Quand la coutume de canoniser les saints a-t-elle commencé, et est-il vrai que les canonisations sont infaillibles ?
Voici des extraits de deux articles sur la canonisation des saints, tirés de la New Catholic Encyclopedia (1967) :
Acte solennel par lequel le pape, par une sentence définitive, inscrit au catalogue des saints une personne préalablement béatifiée. Par cet acte, il déclare que la personne placée sur l'autel règne désormais dans la gloire éternelle et décrète que l'Église universelle lui rend l'honneur dû à un saint. Les formules indiquent que le pape impose un précepte aux fidèles, par exemple : "Nous décidons et définissons qu'ils sont saints et les inscrivons dans le catalogue des saints, déclarant que leur mémoire doit être conservée avec une pieuse dévotion par l'Église universelle".
Les fidèles de l'Église primitive pensaient que les martyrs étaient des chrétiens parfaits et des saints puisqu'ils avaient donné la preuve suprême de l'amour en donnant leur vie pour le Christ ; par leurs souffrances, ils avaient atteint la vie éternelle et étaient indéfectiblement unis au Christ, la Tête du Corps mystique. Ces raisons ont incité les chrétiens, encore opprimés par la persécution, à invoquer l'intercession des martyrs. Ils les priaient d'intercéder auprès de Dieu afin d'obtenir pour les fidèles de la terre la grâce d'imiter les martyrs dans la profession inconditionnelle et complète de la foi (1 Tm 2,1-5 ; Ph 3,17).

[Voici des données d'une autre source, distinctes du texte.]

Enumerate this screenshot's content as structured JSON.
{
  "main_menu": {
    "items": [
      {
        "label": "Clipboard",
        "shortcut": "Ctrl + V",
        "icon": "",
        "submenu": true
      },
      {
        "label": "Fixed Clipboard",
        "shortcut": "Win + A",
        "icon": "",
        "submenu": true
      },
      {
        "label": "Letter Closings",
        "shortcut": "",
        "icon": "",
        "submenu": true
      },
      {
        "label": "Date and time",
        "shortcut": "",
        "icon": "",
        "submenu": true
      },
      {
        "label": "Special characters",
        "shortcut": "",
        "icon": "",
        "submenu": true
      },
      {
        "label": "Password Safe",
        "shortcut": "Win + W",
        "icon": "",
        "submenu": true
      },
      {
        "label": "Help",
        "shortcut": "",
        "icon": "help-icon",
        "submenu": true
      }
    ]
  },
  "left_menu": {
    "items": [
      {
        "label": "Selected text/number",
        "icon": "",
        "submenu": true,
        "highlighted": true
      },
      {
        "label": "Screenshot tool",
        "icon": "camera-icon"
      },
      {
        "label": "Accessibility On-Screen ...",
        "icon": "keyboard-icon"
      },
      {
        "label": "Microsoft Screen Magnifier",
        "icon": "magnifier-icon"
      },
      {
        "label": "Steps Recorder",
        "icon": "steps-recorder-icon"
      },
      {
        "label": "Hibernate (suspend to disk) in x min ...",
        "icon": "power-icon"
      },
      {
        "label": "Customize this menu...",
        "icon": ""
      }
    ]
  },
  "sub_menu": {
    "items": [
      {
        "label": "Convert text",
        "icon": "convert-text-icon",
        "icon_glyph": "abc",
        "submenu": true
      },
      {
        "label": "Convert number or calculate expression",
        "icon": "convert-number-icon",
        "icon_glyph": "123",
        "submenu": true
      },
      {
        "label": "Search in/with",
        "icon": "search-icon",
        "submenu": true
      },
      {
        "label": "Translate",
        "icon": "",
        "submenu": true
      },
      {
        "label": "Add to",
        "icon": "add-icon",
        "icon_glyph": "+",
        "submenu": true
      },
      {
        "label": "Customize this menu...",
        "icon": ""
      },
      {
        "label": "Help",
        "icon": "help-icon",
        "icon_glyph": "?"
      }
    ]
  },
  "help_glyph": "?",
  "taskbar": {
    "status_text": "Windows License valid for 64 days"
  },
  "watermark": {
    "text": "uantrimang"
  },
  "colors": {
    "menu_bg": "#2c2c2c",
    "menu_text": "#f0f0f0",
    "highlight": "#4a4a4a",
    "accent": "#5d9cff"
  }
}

Vers la fin des grandes persécutions romaines, ce phénomène de vénération, qui était réservé aux martyrs, fut étendu à ceux qui, sans mourir pour la foi, l'avaient néanmoins défendue et avaient souffert pour elle, les confesseurs de la foi (confessores fidei). En peu de temps, cette même vénération s'étendit à ceux qui s'étaient distingués par une vie chrétienne exemplaire, notamment dans l'austérité et la pénitence, ainsi qu'à ceux qui avaient excellé dans la doctrine catholique (docteurs), dans le zèle apostolique (évêques et missionnaires) ou dans la charité et l'esprit évangélique. . . .
Dans les premiers siècles, la renommée populaire ou la vox populi représentait en pratique le seul critère permettant d'établir la sainteté d'une personne. Un nouvel élément a été progressivement introduit, à savoir l'intervention de l'autorité ecclésiastique, c'est-à-dire de l'évêque compétent. Cependant, la renommée de sainteté, grâce à laquelle les fidèles visitaient pieusement la tombe de la personne, invoquaient son intercession et en proclamaient les effets thaumaturgiques, restait le point de départ de ces enquêtes qui aboutissaient à une déclaration définitive de la part de l'évêque. Une biographie de la personne décédée et une histoire de ses prétendus miracles sont présentées à l'évêque. Après un jugement d'approbation, le corps est exhumé et transféré sur un autel. Enfin, un jour était fixé pour la célébration de la fête liturgique dans le diocèse ou la province.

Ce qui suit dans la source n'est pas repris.